Bigger questions may exist about an interim solution or possible ideal future solution depending on the degree of value to putting either PDFs into NJEMS (which happens manually now) or whether a new platform enabling data capture would make the case for porting specific data elements into NJEMS tables.

Some notes on the fly:

Scope change from white paper to tools. 1st of 3yrs of this project to get better municipal uptake of MPAPs. Rutgers exploring 232 towns eligible, not getting response, those who respond many getting stuck in current inefficient application with long lag in back-and-forth.

Any grant funded project needs to be complete Sept 2026. Seeking 8 months for the contract.

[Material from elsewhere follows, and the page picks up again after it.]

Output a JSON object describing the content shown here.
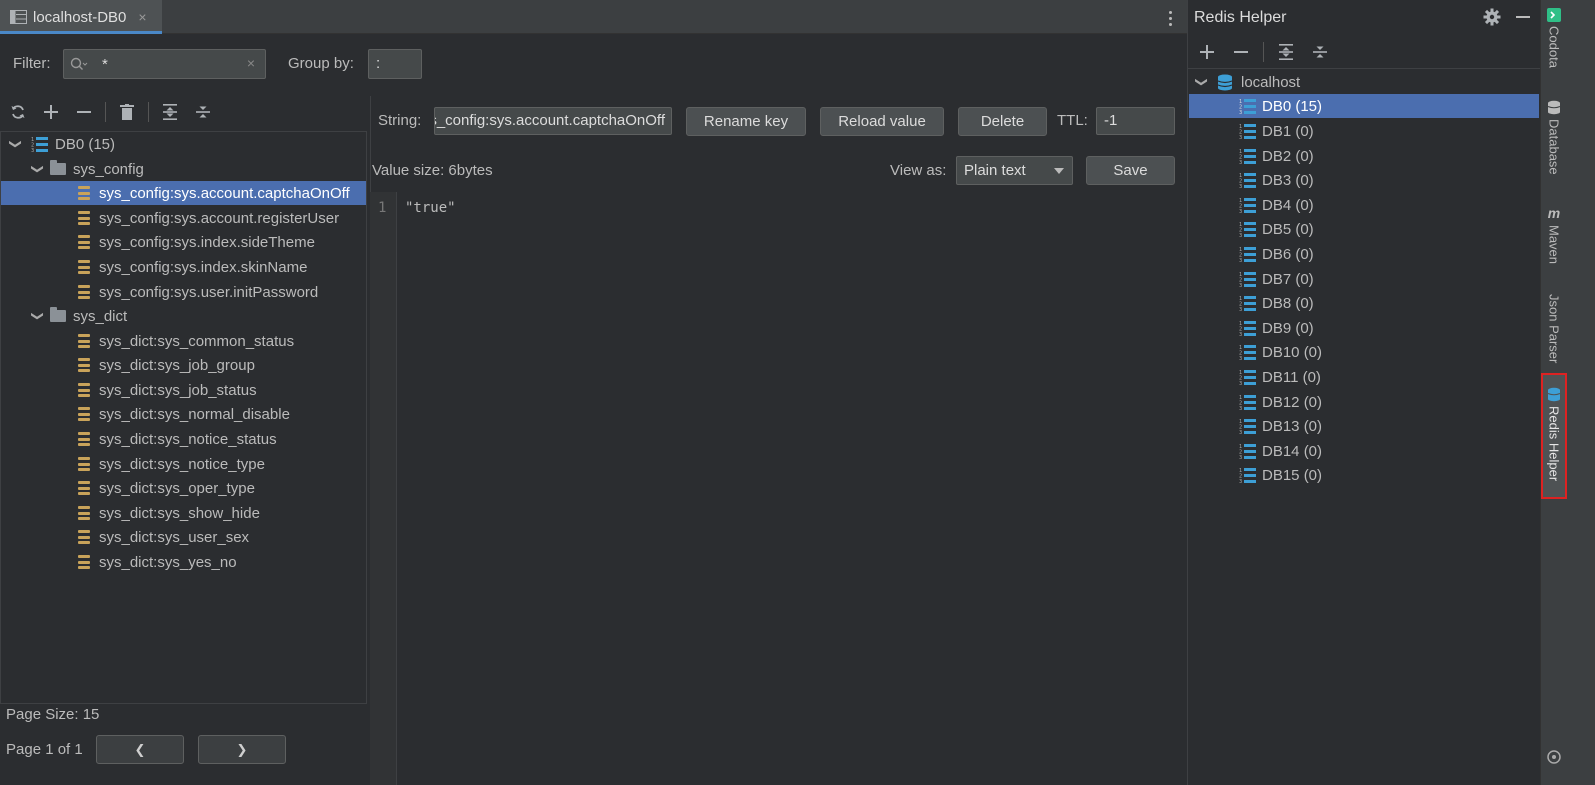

Trying to start in July 2025. $195k to use. Must use by Sept 2026 (project complete and vendor paid) or lose it.

Initial response to potential for Survey123. security, lack of GIS accounts. (??) see RU email

Point of program: Beach and dune maint. (permitting?) is cheaper if a town has an MPAP, to be renewed/reviewed every 5 years to retain savings . Green Acres also able to provide Grant funding for MPAP development ($10-30k cost now for munis to pay a consultant). DO we work with towns and Consultants on any design of a system to accept the MPAP?